Katherine Hong Katherine Hong

六 (liù) Kaolin

When I moved to Vancouver in 2021, alongside the fear, anxiety, loneliness and depression, the pandemic also created space, time, and quiet that allowed many of us to shift our priorities and explore things we had never managed to make time for. 

A memory surfaced of my Dad buying me a toy when I was a kid. It was a cheap yellow plastic pottery wheel that plugged into the wall and spun around with a small lump of clay. As an adult, I never felt like I had the time or the money to take lessons, but clay was always in the back of my mind. During the pandemic, I finally signed up for classes, and the moment I touched clay, something inside me shifted.

The more I worked with clay, the more I realized it was healing the grief I experienced at the loss of my heritage culture. The intense feelings I had about leaving behind my friends and apartment in Saigon, and the suffocating lockdowns we endured finally had an outlet.
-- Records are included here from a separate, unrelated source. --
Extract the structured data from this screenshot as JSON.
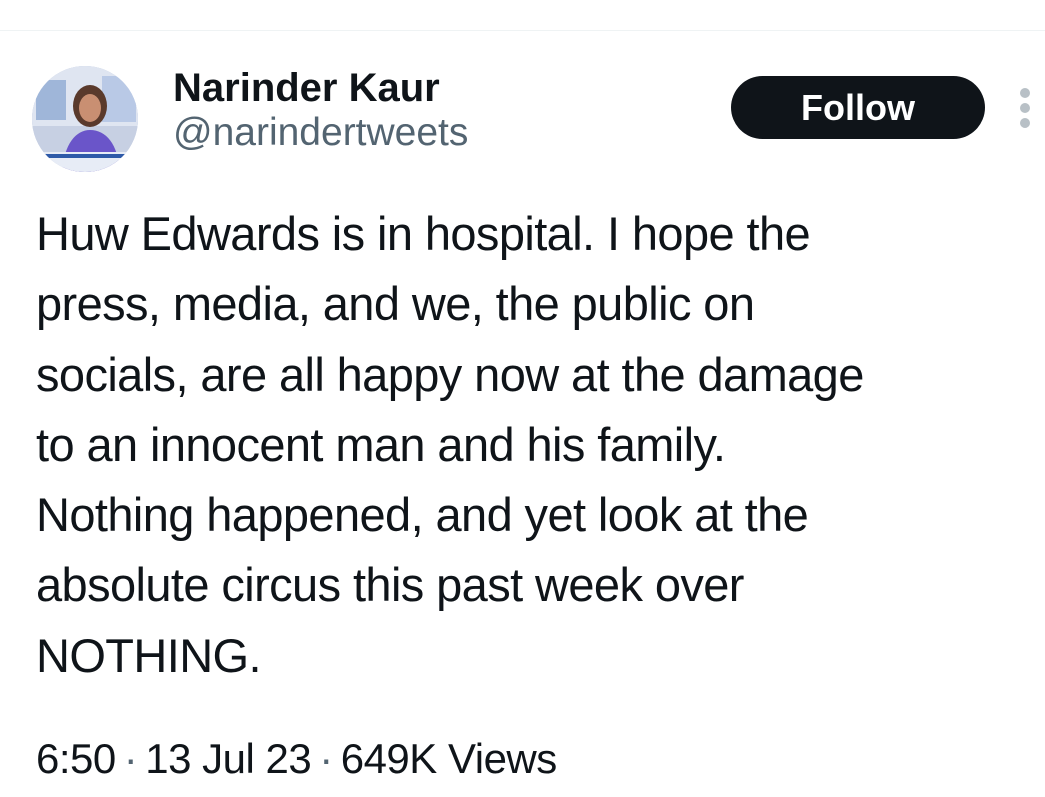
{
  "author": {
    "display_name": "Narinder Kaur",
    "handle": "@narindertweets",
    "avatar_icon": "user-avatar-photo"
  },
  "actions": {
    "follow_label": "Follow",
    "more_icon": "more-options-icon"
  },
  "tweet": {
    "lines": [
      "Huw Edwards is in hospital. I hope the",
      "press, media, and we, the public on",
      "socials, are all happy now at the damage",
      "to an innocent man and his family.",
      "Nothing happened, and yet look at the",
      "absolute circus this past week over",
      "NOTHING."
    ]
  },
  "meta": {
    "time": "6:50",
    "date": "13 Jul 23",
    "views": "649K Views",
    "separator": "·"
  },
  "colors": {
    "text": "#0f1419",
    "secondary": "#536471",
    "button_bg": "#0f1419",
    "button_text": "#ffffff",
    "divider": "#eff3f4"
  }
}
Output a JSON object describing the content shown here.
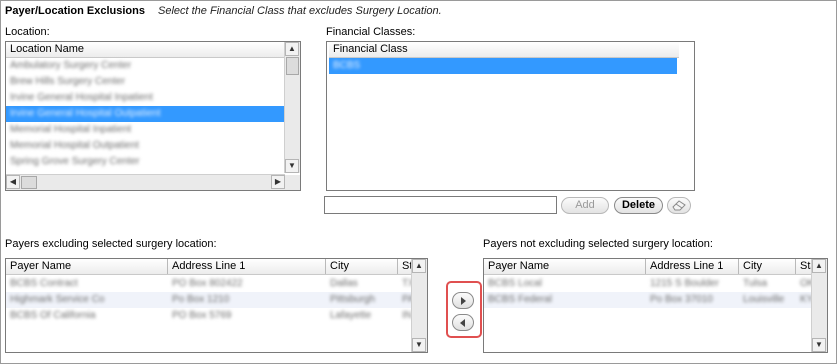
{
  "header": {
    "title": "Payer/Location Exclusions",
    "instruction": "Select the Financial Class that excludes Surgery Location."
  },
  "location": {
    "label": "Location:",
    "column": "Location Name",
    "items": [
      {
        "name": "Ambulatory Surgery Center",
        "selected": false
      },
      {
        "name": "Brew Hills Surgery Center",
        "selected": false
      },
      {
        "name": "Irvine General Hospital Inpatient",
        "selected": false
      },
      {
        "name": "Irvine General Hospital Outpatient",
        "selected": true
      },
      {
        "name": "Memorial Hospital Inpatient",
        "selected": false
      },
      {
        "name": "Memorial Hospital Outpatient",
        "selected": false
      },
      {
        "name": "Spring Grove Surgery Center",
        "selected": false
      }
    ]
  },
  "financial_classes": {
    "label": "Financial Classes:",
    "column": "Financial Class",
    "items": [
      {
        "name": "BCBS",
        "selected": true
      }
    ],
    "input_value": "",
    "add_label": "Add",
    "delete_label": "Delete"
  },
  "payers_excluding": {
    "label": "Payers excluding selected surgery location:",
    "columns": [
      "Payer Name",
      "Address Line 1",
      "City",
      "State"
    ],
    "rows": [
      [
        "BCBS Contract",
        "PO Box 802422",
        "Dallas",
        "TX"
      ],
      [
        "Highmark Service Co",
        "Po Box 1210",
        "Pittsburgh",
        "PA"
      ],
      [
        "BCBS Of California",
        "PO Box 5769",
        "Lafayette",
        "IN"
      ]
    ]
  },
  "payers_not_excluding": {
    "label": "Payers not excluding selected surgery location:",
    "columns": [
      "Payer Name",
      "Address Line 1",
      "City",
      "State"
    ],
    "rows": [
      [
        "BCBS Local",
        "1215 S Boulder",
        "Tulsa",
        "OK"
      ],
      [
        "BCBS Federal",
        "Po Box 37010",
        "Louisville",
        "KY"
      ]
    ]
  },
  "colors": {
    "selection": "#3399ff",
    "highlight_box": "#e05050"
  }
}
I knew I wanted to work with porcelain, which recalls a particular historical time and place in China. It is made up of the mineral kaolin, which historically was found only in the finest porcelain clays originating from the foothills of Jingdezhen, in Jiangxi province of southeastern China. This special compound is what sets porcelain apart from terracotta, earthenware, and stoneware clays that are commonly found elsewhere in the world. The priceless blue and white Ming dynasty vases were made possible only with kaolin, which gives the clay the plasticity required to become incredibly thin, delicate, and translucent when fired at high temperatures.

It took me a year before I was skilled enough to begin throwing with porcelain, and from then on every time I touched clay it felt as if my body was being returned to its place of origin. Symbolically connecting with my homeland through the elements of earth (clay), wind (air), fire (kiln), and water grounded me. Nurturing this connection to my heritage culture became a source of protection and strength that got me through the pandemic, but it also allowed me to go back and explore parts of my identity I thought I no longer had access to when my grandmothers passed away.